I smiled at an FB ad for a training workshop… “Lockdown Edition!”. Then I notice such clever services such as “how to be productive while working at home”, “how to improve yourself during the next 21 days”, and so on. Kudos on your innovation! I really hope you will do well (you know who you are). Just because our world is under lockdown doesn’t mean it stops revolving.
Me? I take this opportunity to hunker down and work on my two book projects. While the “lockdown training” would have served its purpose once the covid thing blows over, the books would continue to serve their purposes long after I’m gone.
Book One tackles a somber topic which I will reveal in due time. But this led me to muse about this whole thing. Lately, I saw another genre of FB posts that goes something like: maybe God is allowing this covid for us to spend more time with our loved ones, to take time to smell the flowers, to reorder our priorities, and so on.
Forgive me, but I find that saccharine. Yes, we are to do such things. But we are not to ignore the terrible affliction, either. Such genre may want us to feel good and look for the silver lining, but my heart is not all sunshine right now.
Look, as of this writing (March 29, 7 pm), there are now 678,089 coronavirus cases, with 31,748 dead. A CNN news clip showed an Italian woman grieving for her father, “He was healthy, but he died like a dog.”

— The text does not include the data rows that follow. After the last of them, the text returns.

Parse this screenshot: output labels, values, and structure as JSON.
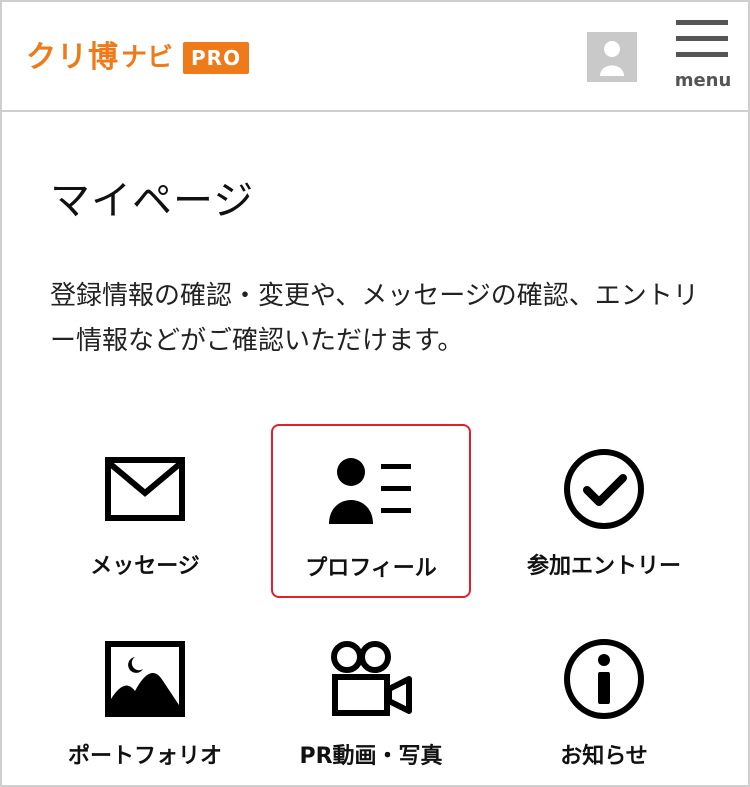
{
  "header": {
    "logo_main": "クリ博",
    "logo_sub": "ナビ",
    "logo_badge": "PRO",
    "menu_label": "menu"
  },
  "page": {
    "title": "マイページ",
    "description": "登録情報の確認・変更や、メッセージの確認、エントリー情報などがご確認いただけます。"
  },
  "tiles": [
    {
      "label": "メッセージ",
      "icon": "envelope-icon"
    },
    {
      "label": "プロフィール",
      "icon": "profile-card-icon",
      "selected": true
    },
    {
      "label": "参加エントリー",
      "icon": "check-circle-icon"
    },
    {
      "label": "ポートフォリオ",
      "icon": "landscape-image-icon"
    },
    {
      "label": "PR動画・写真",
      "icon": "video-camera-icon"
    },
    {
      "label": "お知らせ",
      "icon": "info-circle-icon"
    }
  ],
  "colors": {
    "brand": "#ee7a1a",
    "active_border": "#e0202a"
  }
}
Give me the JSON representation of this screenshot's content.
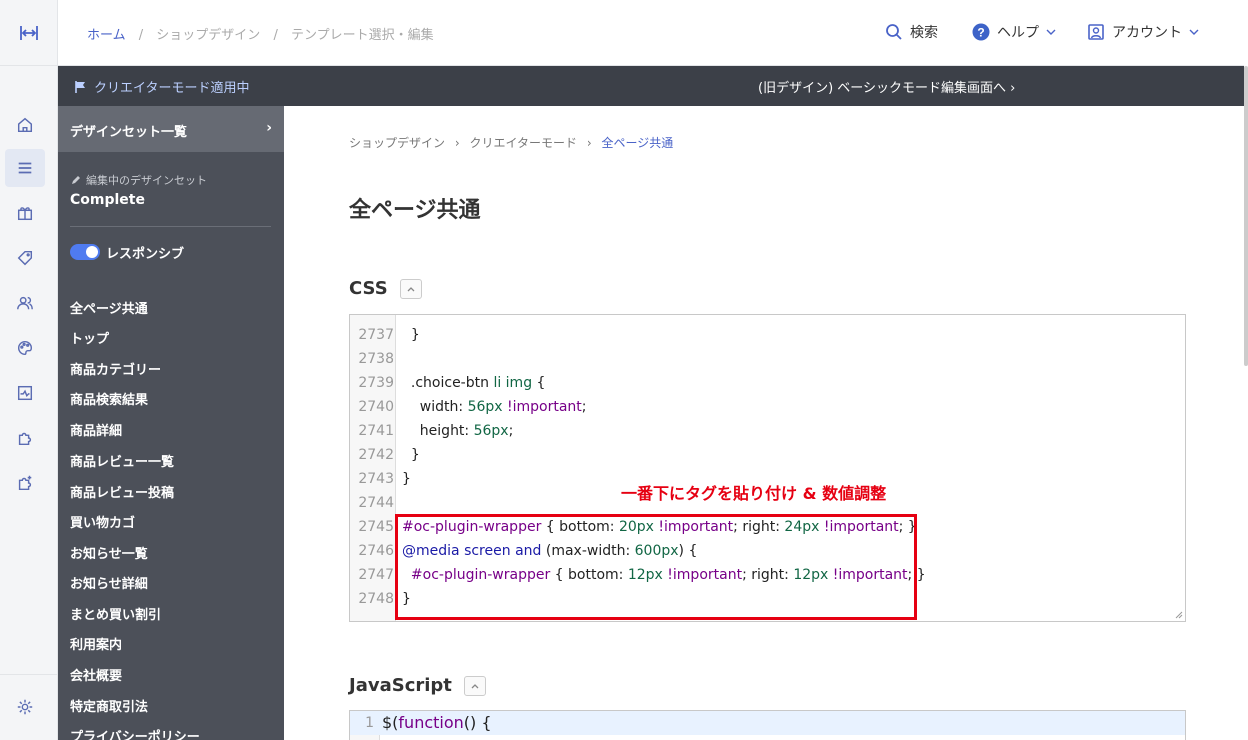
{
  "topbar": {
    "breadcrumb": [
      "ホーム",
      "ショップデザイン",
      "テンプレート選択・編集"
    ],
    "search_label": "検索",
    "help_label": "ヘルプ",
    "account_label": "アカウント"
  },
  "creator_bar": {
    "status": "クリエイターモード適用中",
    "old_design_link": "(旧デザイン) ベーシックモード編集画面へ ›"
  },
  "sidebar": {
    "design_set_list": "デザインセット一覧",
    "design_set_chevron": "›",
    "editing_label": "編集中のデザインセット",
    "editing_name": "Complete",
    "responsive_label": "レスポンシブ",
    "pages": [
      "全ページ共通",
      "トップ",
      "商品カテゴリー",
      "商品検索結果",
      "商品詳細",
      "商品レビュー一覧",
      "商品レビュー投稿",
      "買い物カゴ",
      "お知らせ一覧",
      "お知らせ詳細",
      "まとめ買い割引",
      "利用案内",
      "会社概要",
      "特定商取引法",
      "プライバシーポリシー"
    ]
  },
  "main": {
    "breadcrumb": [
      "ショップデザイン",
      "クリエイターモード",
      "全ページ共通"
    ],
    "breadcrumb_sep": "›",
    "title": "全ページ共通",
    "css_section": "CSS",
    "js_section": "JavaScript",
    "annotation": "一番下にタグを貼り付け & 数値調整",
    "css_lines": [
      {
        "n": "2737",
        "code": "  }"
      },
      {
        "n": "2738",
        "code": ""
      },
      {
        "n": "2739",
        "code": "  .choice-btn li img {"
      },
      {
        "n": "2740",
        "code": "    width: 56px !important;"
      },
      {
        "n": "2741",
        "code": "    height: 56px;"
      },
      {
        "n": "2742",
        "code": "  }"
      },
      {
        "n": "2743",
        "code": "}"
      },
      {
        "n": "2744",
        "code": ""
      },
      {
        "n": "2745",
        "code": "#oc-plugin-wrapper { bottom: 20px !important; right: 24px !important; }"
      },
      {
        "n": "2746",
        "code": "@media screen and (max-width: 600px) {"
      },
      {
        "n": "2747",
        "code": "  #oc-plugin-wrapper { bottom: 12px !important; right: 12px !important; }"
      },
      {
        "n": "2748",
        "code": "}"
      }
    ],
    "js_lines": [
      {
        "n": "1",
        "code": "$(function() {"
      }
    ]
  },
  "colors": {
    "accent": "#4a63c8",
    "annotation": "#e60012",
    "sidebar_bg": "#4c5059",
    "creator_bar_bg": "#3c4048"
  },
  "icons": [
    "resize-icon",
    "home-icon",
    "menu-icon",
    "gift-icon",
    "tag-icon",
    "users-icon",
    "palette-icon",
    "chart-icon",
    "puzzle-icon",
    "puzzle-plus-icon",
    "settings-icon",
    "search-icon",
    "help-icon",
    "account-icon",
    "flag-icon",
    "pencil-icon"
  ]
}
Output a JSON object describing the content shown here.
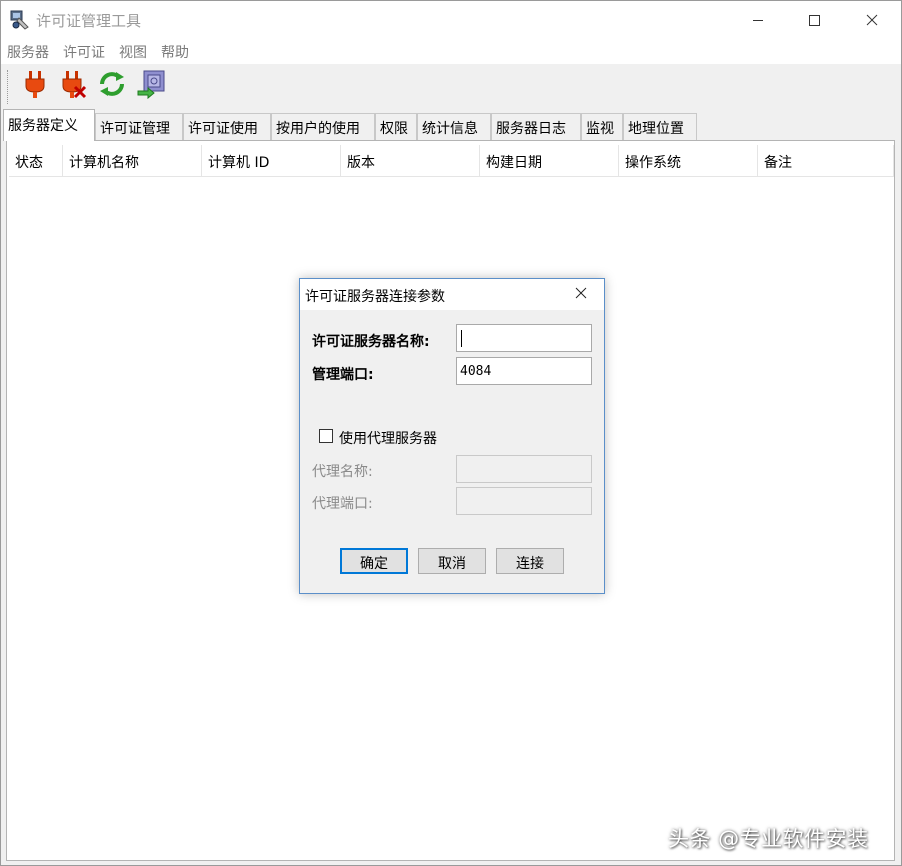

Pockets are hurting. Bodies are being cremated. Nations are in pain. Does God need to do all that to call our attention? Must 13,000 souls march to an unknown eternity for us to “reorder our lives”? I’m sorry, but I'm not buying it.
It’s back to classic theodicy: why would a good God allow suffering? The skeptics argue that if there is a God, then He is either not all-good or not all-powerful. I am sure there are Christians who wrestle with that dilemma, too. I ought to know. That’s what my Book One is partly about.
I believe we are to respond with gratitude and grief. I discovered a long time ago the human heart has the capacity to hold conflicting emotions, as the term “bittersweet joy” suggests. During this time as the Ravager prowls, we are grateful for the blessings, but mourn at the losses.
But where do we go from here? The answer is to choose to believe that, in the end, God will make everything right. Everything. If this is untrue, then someone explain to me how we get the notion of “life is unfair”? God is indeed all-good, although He doesn’t seem to BE Who we think He should BE. He is indeed all-powerful, although He doesn’t seem to DO what we think He should DO. Am I making sense?
Gratitude and grief, then, intersect at the goodness of God. The full manifestation of His goodness is in Jesus Christ. There is a comforting piece of Scripture that says those who believe in Christ grieve, but not like those without hope. Notice it doesn’t say Christians won’t die of covid. We all have our respective kryptonite. If it’s not covid today, it may be cancer tomorrow.
Hence, beware of invoking Psalm 91; it doesn’t work that way. Even the devil used this Psalm to tempt Jesus to jump off the pinnacle of the Jewish temple. A better Psalm would be like 31:15, “My times are in your hands; deliver me from the hands of my enemies; from those who pursue me.”
While we are either restful or restless in our quarantined communities, we can rest in the goodness of God, even though we do not understand for the meantime. Yes, we are grateful. Yes, we grieve. But in the end, it will be Christ, not covid, who will have the last word.
Stay safe, everyone. Trust in God… but wash your hands.